Bolsonaro autoriza as ações golpistas chamadas por ele de “movimentos espontâneos” sob a justificativa de que “a liberdade individual seja a máxima”. Por trás da mensagem, está um dos pilares de sua filosofia: a adoção de uma sociedade miliciana, com cada um por si e Jair acima de todos.
De acordo com a Constituição, nossos direitos individuais são limitados pelos direitos de terceiros e da sociedade, em um delicado equilíbrio. Sabemos que a liberdade de expressão não é direito absoluto porque não há direitos absolutos – nem a vida é, caso contrário, não haveria a legítima defesa. E que todos nós podemos ser responsabilizados quando abusamos desses direitos, atropelando a lei.
Bolsonaro veio subverter esse processo. Desde que assumiu o poder, ele trabalhou para propagar a ideia de que o interesse dos indivíduos é sempre mais importante do que o bem-estar da coletividade. Isso não vale para todo indivíduo, apenas para o “povo escolhido” de Jair Messias, ou seja, os grupos radicais que o apoiam, que fazem parte dos 15% da população que acreditam em tudo o que ele diz.
Entre eles, estão garimpeiros, madeireiros, agropecuaristas que agem de forma ilegal, líderes religiosos ultraconservadores, empresários que desejam fazer o que quiserem sem ser importunados pela CLT, políticos e servidores públicos interessados em levar vantagem, milicianos e parte da banda podre das Forças Armadas e das polícias, entre outros.

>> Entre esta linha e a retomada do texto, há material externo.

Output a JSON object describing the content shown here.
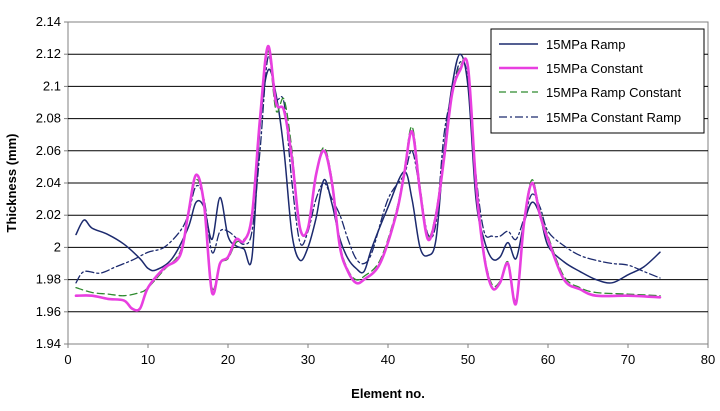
{
  "chart_data": {
    "type": "line",
    "title": "",
    "xlabel": "Element no.",
    "ylabel": "Thickness (mm)",
    "xlim": [
      0,
      80
    ],
    "ylim": [
      1.94,
      2.14
    ],
    "x_ticks": [
      "0",
      "10",
      "20",
      "30",
      "40",
      "50",
      "60",
      "70",
      "80"
    ],
    "y_ticks": [
      "1.94",
      "1.96",
      "1.98",
      "2",
      "2.02",
      "2.04",
      "2.06",
      "2.08",
      "2.1",
      "2.12",
      "2.14"
    ],
    "grid": "horizontal",
    "legend_position": "top-right",
    "series": [
      {
        "name": "15MPa Ramp",
        "color": "#1c2a6e",
        "style": "solid",
        "points": [
          [
            1,
            2.008
          ],
          [
            2,
            2.017
          ],
          [
            3,
            2.012
          ],
          [
            5,
            2.008
          ],
          [
            7,
            2.002
          ],
          [
            9,
            1.993
          ],
          [
            10,
            1.987
          ],
          [
            11,
            1.986
          ],
          [
            13,
            1.993
          ],
          [
            15,
            2.012
          ],
          [
            16,
            2.028
          ],
          [
            17,
            2.025
          ],
          [
            18,
            2.005
          ],
          [
            19,
            2.031
          ],
          [
            20,
            2.007
          ],
          [
            21,
            2.001
          ],
          [
            22,
            1.999
          ],
          [
            23,
            1.994
          ],
          [
            24,
            2.075
          ],
          [
            25,
            2.11
          ],
          [
            26,
            2.095
          ],
          [
            27,
            2.06
          ],
          [
            28,
            2.008
          ],
          [
            29,
            1.992
          ],
          [
            30,
            2.0
          ],
          [
            31,
            2.018
          ],
          [
            32,
            2.042
          ],
          [
            33,
            2.027
          ],
          [
            34,
            2.005
          ],
          [
            35,
            1.993
          ],
          [
            36,
            1.987
          ],
          [
            37,
            1.985
          ],
          [
            38,
            2.0
          ],
          [
            40,
            2.025
          ],
          [
            42,
            2.047
          ],
          [
            43,
            2.03
          ],
          [
            44,
            2.0
          ],
          [
            45,
            1.995
          ],
          [
            46,
            2.005
          ],
          [
            47,
            2.06
          ],
          [
            48,
            2.1
          ],
          [
            49,
            2.12
          ],
          [
            50,
            2.1
          ],
          [
            51,
            2.03
          ],
          [
            52,
            2.005
          ],
          [
            53,
            1.993
          ],
          [
            54,
            1.994
          ],
          [
            55,
            2.003
          ],
          [
            56,
            1.993
          ],
          [
            57,
            2.015
          ],
          [
            58,
            2.028
          ],
          [
            59,
            2.02
          ],
          [
            60,
            2.001
          ],
          [
            62,
            1.991
          ],
          [
            64,
            1.985
          ],
          [
            66,
            1.98
          ],
          [
            68,
            1.978
          ],
          [
            70,
            1.983
          ],
          [
            72,
            1.988
          ],
          [
            74,
            1.997
          ]
        ]
      },
      {
        "name": "15MPa Constant",
        "color": "#e83fe0",
        "style": "solid",
        "points": [
          [
            1,
            1.97
          ],
          [
            3,
            1.97
          ],
          [
            5,
            1.968
          ],
          [
            7,
            1.967
          ],
          [
            8,
            1.962
          ],
          [
            9,
            1.962
          ],
          [
            10,
            1.975
          ],
          [
            12,
            1.987
          ],
          [
            14,
            1.995
          ],
          [
            15,
            2.02
          ],
          [
            16,
            2.045
          ],
          [
            17,
            2.027
          ],
          [
            18,
            1.972
          ],
          [
            19,
            1.99
          ],
          [
            20,
            1.994
          ],
          [
            21,
            2.005
          ],
          [
            22,
            2.004
          ],
          [
            23,
            2.02
          ],
          [
            24,
            2.08
          ],
          [
            25,
            2.125
          ],
          [
            26,
            2.09
          ],
          [
            27,
            2.085
          ],
          [
            28,
            2.055
          ],
          [
            29,
            2.012
          ],
          [
            30,
            2.012
          ],
          [
            31,
            2.045
          ],
          [
            32,
            2.06
          ],
          [
            33,
            2.04
          ],
          [
            34,
            2.0
          ],
          [
            35,
            1.985
          ],
          [
            36,
            1.978
          ],
          [
            37,
            1.98
          ],
          [
            39,
            1.99
          ],
          [
            41,
            2.02
          ],
          [
            42,
            2.045
          ],
          [
            43,
            2.072
          ],
          [
            44,
            2.035
          ],
          [
            45,
            2.005
          ],
          [
            46,
            2.02
          ],
          [
            47,
            2.055
          ],
          [
            48,
            2.095
          ],
          [
            49,
            2.11
          ],
          [
            50,
            2.112
          ],
          [
            51,
            2.04
          ],
          [
            52,
            1.995
          ],
          [
            53,
            1.975
          ],
          [
            54,
            1.978
          ],
          [
            55,
            1.99
          ],
          [
            56,
            1.965
          ],
          [
            57,
            2.015
          ],
          [
            58,
            2.04
          ],
          [
            59,
            2.02
          ],
          [
            60,
            2.005
          ],
          [
            62,
            1.98
          ],
          [
            64,
            1.974
          ],
          [
            66,
            1.97
          ],
          [
            70,
            1.97
          ],
          [
            74,
            1.969
          ]
        ]
      },
      {
        "name": "15MPa Ramp Constant",
        "color": "#2f8a2f",
        "style": "dashed",
        "points": [
          [
            1,
            1.975
          ],
          [
            3,
            1.972
          ],
          [
            5,
            1.971
          ],
          [
            7,
            1.97
          ],
          [
            9,
            1.972
          ],
          [
            10,
            1.975
          ],
          [
            12,
            1.986
          ],
          [
            14,
            1.997
          ],
          [
            15,
            2.02
          ],
          [
            16,
            2.042
          ],
          [
            17,
            2.027
          ],
          [
            18,
            1.975
          ],
          [
            19,
            1.99
          ],
          [
            20,
            1.993
          ],
          [
            21,
            2.003
          ],
          [
            22,
            2.005
          ],
          [
            23,
            2.018
          ],
          [
            24,
            2.08
          ],
          [
            25,
            2.122
          ],
          [
            26,
            2.085
          ],
          [
            27,
            2.092
          ],
          [
            28,
            2.06
          ],
          [
            29,
            2.012
          ],
          [
            30,
            2.012
          ],
          [
            31,
            2.045
          ],
          [
            32,
            2.062
          ],
          [
            33,
            2.042
          ],
          [
            34,
            2.002
          ],
          [
            35,
            1.986
          ],
          [
            36,
            1.98
          ],
          [
            37,
            1.982
          ],
          [
            39,
            1.992
          ],
          [
            41,
            2.022
          ],
          [
            42,
            2.047
          ],
          [
            43,
            2.075
          ],
          [
            44,
            2.038
          ],
          [
            45,
            2.007
          ],
          [
            46,
            2.022
          ],
          [
            47,
            2.058
          ],
          [
            48,
            2.095
          ],
          [
            49,
            2.112
          ],
          [
            50,
            2.112
          ],
          [
            51,
            2.042
          ],
          [
            52,
            1.997
          ],
          [
            53,
            1.977
          ],
          [
            54,
            1.979
          ],
          [
            55,
            1.991
          ],
          [
            56,
            1.967
          ],
          [
            57,
            2.016
          ],
          [
            58,
            2.042
          ],
          [
            59,
            2.022
          ],
          [
            60,
            2.007
          ],
          [
            62,
            1.982
          ],
          [
            64,
            1.975
          ],
          [
            66,
            1.972
          ],
          [
            70,
            1.971
          ],
          [
            74,
            1.97
          ]
        ]
      },
      {
        "name": "15MPa Constant Ramp",
        "color": "#1c2a6e",
        "style": "dashdot",
        "points": [
          [
            1,
            1.978
          ],
          [
            2,
            1.985
          ],
          [
            4,
            1.984
          ],
          [
            6,
            1.988
          ],
          [
            8,
            1.992
          ],
          [
            10,
            1.997
          ],
          [
            12,
            2.0
          ],
          [
            14,
            2.01
          ],
          [
            15,
            2.02
          ],
          [
            16,
            2.038
          ],
          [
            17,
            2.03
          ],
          [
            18,
            1.997
          ],
          [
            19,
            2.01
          ],
          [
            20,
            2.01
          ],
          [
            21,
            2.006
          ],
          [
            22,
            2.002
          ],
          [
            23,
            2.01
          ],
          [
            24,
            2.06
          ],
          [
            25,
            2.118
          ],
          [
            26,
            2.093
          ],
          [
            27,
            2.09
          ],
          [
            28,
            2.04
          ],
          [
            29,
            2.003
          ],
          [
            30,
            2.01
          ],
          [
            31,
            2.03
          ],
          [
            32,
            2.04
          ],
          [
            33,
            2.03
          ],
          [
            34,
            2.02
          ],
          [
            35,
            2.005
          ],
          [
            36,
            1.993
          ],
          [
            37,
            1.99
          ],
          [
            38,
            1.997
          ],
          [
            40,
            2.03
          ],
          [
            42,
            2.045
          ],
          [
            43,
            2.06
          ],
          [
            44,
            2.035
          ],
          [
            45,
            2.008
          ],
          [
            46,
            2.015
          ],
          [
            47,
            2.07
          ],
          [
            48,
            2.095
          ],
          [
            49,
            2.115
          ],
          [
            50,
            2.105
          ],
          [
            51,
            2.045
          ],
          [
            52,
            2.01
          ],
          [
            53,
            2.007
          ],
          [
            54,
            2.007
          ],
          [
            55,
            2.01
          ],
          [
            56,
            2.005
          ],
          [
            57,
            2.018
          ],
          [
            58,
            2.033
          ],
          [
            59,
            2.025
          ],
          [
            60,
            2.01
          ],
          [
            62,
            2.001
          ],
          [
            64,
            1.995
          ],
          [
            66,
            1.992
          ],
          [
            68,
            1.99
          ],
          [
            70,
            1.989
          ],
          [
            72,
            1.985
          ],
          [
            74,
            1.981
          ]
        ]
      }
    ]
  }
}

No culto bolsonarista, a liberdade de garimpar na terra yanomami é maior do que a vida de centenas de crianças com menos de cinco anos, mortas de fome e de doenças; o “direito” de não usar máscara é mais importante que salvar vidas na pandemia; a de lucrar a qualquer custo é mais relevante do que a de garantir um mínimo de dignidade aos trabalhadores e evitar a ocorrência de escravidão, tráfico de pessoas e trabalho infantil; a de correr nas rodovias está acima da integridade física de outros motoristas e da vida de suas famílias.
Bolsonaro tentou implementar uma República em que as regras e normas que balizam a vida em sociedade fossem deixadas de lado em nome da lei do mais forte, ou melhor, do mais armado. E, ao invés do Poder Judiciário ser o responsável por julgar eventuais embates, ele assumiria essa função.
Não à toa, sequestrou ou domesticou instituições de monitoramento e controle nos últimos dois anos, atingindo áreas do Coaf, da Receita Federal, do Ibama, do ICMBio, do Incra, da Polícia Federal, da Procuradoria-Geral da República e do Congresso Nacional. Como não conseguiu o mesmo com o STF e o TSE, foi para cima.
Dissemina, dessa forma, um projeto de sociedade miliciana, onde a Justiça é trocada pelo justiçamento. Na qual a mediação dos conflitos naturais em toda a sociedade é atacada em nome da possibilidade de cada um resolver da forma como melhor entender os seus problemas sem o “incômodo” de fiscais trabalhistas e ambientais, agentes da Polícia Federal e da Polícia Civil, juízes, desembargadores e ministros, deputados e senadores. Da Constituição.
Um projeto em que as instituições atestam o que o “líder supremo” diz diretamente para o povo ou precisam ser emparedadas.
Essa sociedade miliciana invadiu as sedes dos Três Poderes, em Brasília, em uma tentativa tosca e violenta de golpe de Estado porque havia sido devidamente autorizada por Jair para tanto, porque essas instituições foram contra o que decretou o tal líder supremo. Não queriam Justiça para o que achavam correto, queriam justiçamento, reequilibrando o universo com a força de suas próprias mãos.
Punir o golpismo levando o “líder supremo” à cadeia é garantir que as instituições brasileiras tenham um futuro. A impunidade, por outro lado, levará a afirmar que os crimes cometidos por seguidores da extrema direita são realmente manifestações justas de “movimentos espontâneos”. O que porá um fim, mais cedo ou mais tarde, e espontaneamente, à democracia.